The plot is very predictable. There is a bad guy who wants to kill another bad guy, and there's a huge fight at the end of the film. This is basically the generic plot outline for any L.A. gangster film. The funny thing about it though is that Ayer tries to make David sympathetic and likable by giving him a wife and kids he has to care for. How can we have sympathy or adoration for a character who threatened a man whose daughter has Leukemia?
In my opinion, Soto is absolutely terrible in this film. However, I don't think it's his fault for the dreadful acting performance. He had to work with the horribly written script he was given and try to make a character out of it. He is given such bland and clichéd dialogue, which makes it painful to watch.
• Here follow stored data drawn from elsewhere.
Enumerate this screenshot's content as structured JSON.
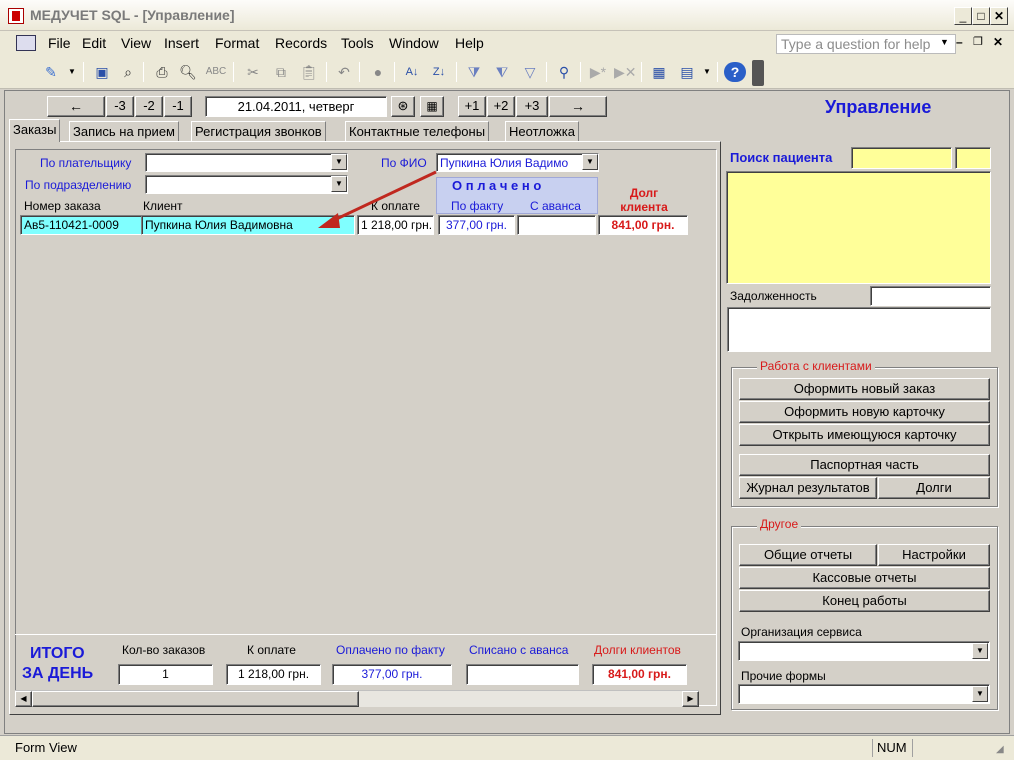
{
  "window": {
    "title": "МЕДУЧЕТ SQL - [Управление]"
  },
  "menu": {
    "items": [
      "File",
      "Edit",
      "View",
      "Insert",
      "Format",
      "Records",
      "Tools",
      "Window",
      "Help"
    ],
    "help_placeholder": "Type a question for help"
  },
  "nav": {
    "back_label": "←",
    "minus3": "-3",
    "minus2": "-2",
    "minus1": "-1",
    "date": "21.04.2011, четверг",
    "plus1": "+1",
    "plus2": "+2",
    "plus3": "+3",
    "forward_label": "→",
    "page_title": "Управление"
  },
  "tabs": [
    "Заказы",
    "Запись на прием",
    "Регистрация звонков",
    "Контактные телефоны",
    "Неотложка"
  ],
  "filters": {
    "payer_label": "По плательщику",
    "payer_value": "",
    "subdivision_label": "По подразделению",
    "subdivision_value": "",
    "fio_label": "По ФИО",
    "fio_value": "Пупкина Юлия Вадимо"
  },
  "orders_table": {
    "paid_header": "О п л а ч е н о",
    "columns": {
      "order_no": "Номер заказа",
      "client": "Клиент",
      "to_pay": "К оплате",
      "paid_fact": "По факту",
      "paid_advance": "С аванса",
      "debt": "Долг клиента"
    },
    "rows": [
      {
        "order_no": "Ав5-110421-0009",
        "client": "Пупкина Юлия Вадимовна",
        "to_pay": "1 218,00 грн.",
        "paid_fact": "377,00 грн.",
        "paid_advance": "",
        "debt": "841,00 грн."
      }
    ]
  },
  "totals": {
    "title_line1": "ИТОГО",
    "title_line2": "ЗА ДЕНЬ",
    "count_label": "Кол-во заказов",
    "count_value": "1",
    "to_pay_label": "К оплате",
    "to_pay_value": "1 218,00 грн.",
    "paid_fact_label": "Оплачено по факту",
    "paid_fact_value": "377,00 грн.",
    "advance_label": "Списано с аванса",
    "advance_value": "",
    "debt_label": "Долги клиентов",
    "debt_value": "841,00 грн."
  },
  "patient_search": {
    "label": "Поиск пациента",
    "query": "",
    "extra": "",
    "debt_label": "Задолженность",
    "debt_value": ""
  },
  "clients_group": {
    "title": "Работа с клиентами",
    "new_order": "Оформить новый заказ",
    "new_card": "Оформить новую карточку",
    "open_card": "Открыть имеющуюся карточку",
    "passport": "Паспортная часть",
    "results_log": "Журнал результатов",
    "debts": "Долги"
  },
  "other_group": {
    "title": "Другое",
    "general_reports": "Общие отчеты",
    "settings": "Настройки",
    "cash_reports": "Кассовые отчеты",
    "end_work": "Конец работы",
    "service_org_label": "Организация сервиса",
    "service_org_value": "",
    "other_forms_label": "Прочие формы",
    "other_forms_value": ""
  },
  "status": {
    "view": "Form View",
    "num": "NUM"
  },
  "colors": {
    "blue": "#1a1ad8",
    "red": "#d81a1a",
    "yellow": "#ffff99",
    "cyan": "#80ffff"
  }
}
I feel like LaBeouf really tried for this film. He went full method for this film, and even got his entire chest tattooed for only a brief "blink and you'll miss it" section of the film. I had to go back and pause the film to be able to see his inked torso. LaBeouf tried to make his character interesting and engaging; Creeper is the only character in the film I didn't hate.
The editing for this film is horrendous and feels like it was done by an amateur. The cut-shots were forced for most of the film, and the cinematography was just awful. My biggest pet peeve for the editing of the film is the sound design and editing. One moment you can't hear what the characters are saying, and the next your eardrums are blared out by either loud music or explosions. It's just extremely sloppy work, and really ruined the whole experience of the movie.
I feel like Ayer had a good idea, but could not execute it properly. He delivers a horrendously acted, terrible script that is seemingly impossible to make a good movie out of. I've noticed that it's really a hit or a miss with Ayer's film. Sometimes you absolutely love his films, such as "End Of Watch" or "Training Day", and other times you wish you never watched it, as evident in this film.